A traditional, but perfect blueberry muffins recipe, passed down to me from my grandma. A treat the whole family will enjoy, and an easy breakfast option.
Perfect Blueberry Muffins
These are my grandma's blueberry muffins. In our house, blueberry season is sacred, based solely on these muffins. Before Mr. Gracious and I got married, my grandma made these for us while we were visiting, and he loved them so much that he's still talking about them. 8 years later!
I hope you and your family enjoys them as much as we do!
Perfect Blueberry Muffins Recipe
Blueberry Muffins with Crumb Topping
- 3 cups flour
- 2 cups sugar
- ½ cup unsalted butter cold and sliced into thin slices
- 1 tablespoon baking powder
- ½ teaspoon salt
- 2 eggs
- 1 cup milk
- 1 teaspoon vanilla extract
- 1 pint blueberries 2 cups
For the Topping
- ¼ cup brown sugar
- 4 tablespoons butter cold and sliced
- Preheat oven to 350°F.
- First, add flour, sugar, baking powder, and salt to a large mixing bowl. Whisk to combine.
- Add butter and cut in with a pastry blender, until pea-sized clumps are formed. Take out 1 cup of this mixture and set aside.
- To the remaining flour mixture, add eggs, milk, and vanilla extract.

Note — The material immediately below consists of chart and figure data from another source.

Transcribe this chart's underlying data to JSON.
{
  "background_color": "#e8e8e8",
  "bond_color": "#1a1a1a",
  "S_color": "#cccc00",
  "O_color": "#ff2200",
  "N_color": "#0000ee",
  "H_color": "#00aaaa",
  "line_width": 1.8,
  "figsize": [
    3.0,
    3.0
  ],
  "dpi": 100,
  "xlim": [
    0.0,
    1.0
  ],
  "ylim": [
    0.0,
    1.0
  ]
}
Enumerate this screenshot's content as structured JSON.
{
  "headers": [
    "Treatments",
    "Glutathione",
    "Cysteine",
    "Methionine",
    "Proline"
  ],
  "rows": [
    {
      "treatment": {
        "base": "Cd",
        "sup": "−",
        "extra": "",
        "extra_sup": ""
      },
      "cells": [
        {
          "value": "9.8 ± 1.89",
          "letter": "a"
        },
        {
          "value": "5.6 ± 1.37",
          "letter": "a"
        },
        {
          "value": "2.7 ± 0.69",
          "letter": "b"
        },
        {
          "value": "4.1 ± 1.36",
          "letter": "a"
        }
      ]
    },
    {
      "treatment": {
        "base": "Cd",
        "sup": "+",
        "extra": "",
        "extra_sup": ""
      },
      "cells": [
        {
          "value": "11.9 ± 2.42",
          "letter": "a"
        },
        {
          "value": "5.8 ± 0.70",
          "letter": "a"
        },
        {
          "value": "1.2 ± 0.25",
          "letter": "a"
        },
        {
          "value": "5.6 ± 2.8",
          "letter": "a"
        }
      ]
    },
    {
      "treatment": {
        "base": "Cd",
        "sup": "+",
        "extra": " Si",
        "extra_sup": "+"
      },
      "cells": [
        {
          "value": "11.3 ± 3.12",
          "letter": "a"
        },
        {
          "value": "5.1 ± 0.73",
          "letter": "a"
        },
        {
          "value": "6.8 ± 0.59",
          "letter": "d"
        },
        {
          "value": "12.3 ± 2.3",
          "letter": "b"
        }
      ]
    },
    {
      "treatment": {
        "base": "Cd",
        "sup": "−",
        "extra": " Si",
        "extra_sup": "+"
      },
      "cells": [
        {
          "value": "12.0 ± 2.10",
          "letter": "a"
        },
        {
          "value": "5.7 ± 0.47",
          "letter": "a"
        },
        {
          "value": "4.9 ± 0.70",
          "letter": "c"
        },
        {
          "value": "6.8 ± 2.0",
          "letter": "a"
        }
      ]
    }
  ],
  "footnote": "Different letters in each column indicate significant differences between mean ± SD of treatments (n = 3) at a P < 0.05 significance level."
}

Gently whisk together until just combined. Don't overmix!
- Once combined, gently fold in the blueberries.
- Spoon into a lined muffin tin, filling about ⅔ of the way full. Set aside.
- To the reserved cup of flour mixture, add brown sugar and whisk to combine. Cut in remaining butter. Sprinkle topping onto unbaked muffins (you may not use all of it)

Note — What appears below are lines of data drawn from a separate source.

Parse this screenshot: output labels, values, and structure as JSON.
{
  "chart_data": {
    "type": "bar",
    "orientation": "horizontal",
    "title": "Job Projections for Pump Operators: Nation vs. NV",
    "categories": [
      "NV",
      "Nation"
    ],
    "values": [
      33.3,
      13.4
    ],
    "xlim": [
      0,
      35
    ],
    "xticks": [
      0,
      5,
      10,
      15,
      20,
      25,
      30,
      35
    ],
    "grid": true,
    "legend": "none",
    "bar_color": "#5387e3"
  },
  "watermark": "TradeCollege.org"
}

- Bake in a 350° oven for 20-30 minutes. I start checking them at 20 minutes, and continue every 5 minutes or so until I can pull a toothpick out clean.
- Do not overmix! Since muffins are a quick bread and can ruin easily by too much stirring, you will want to stir until everything is just combined. There will be lumps, and that's okay.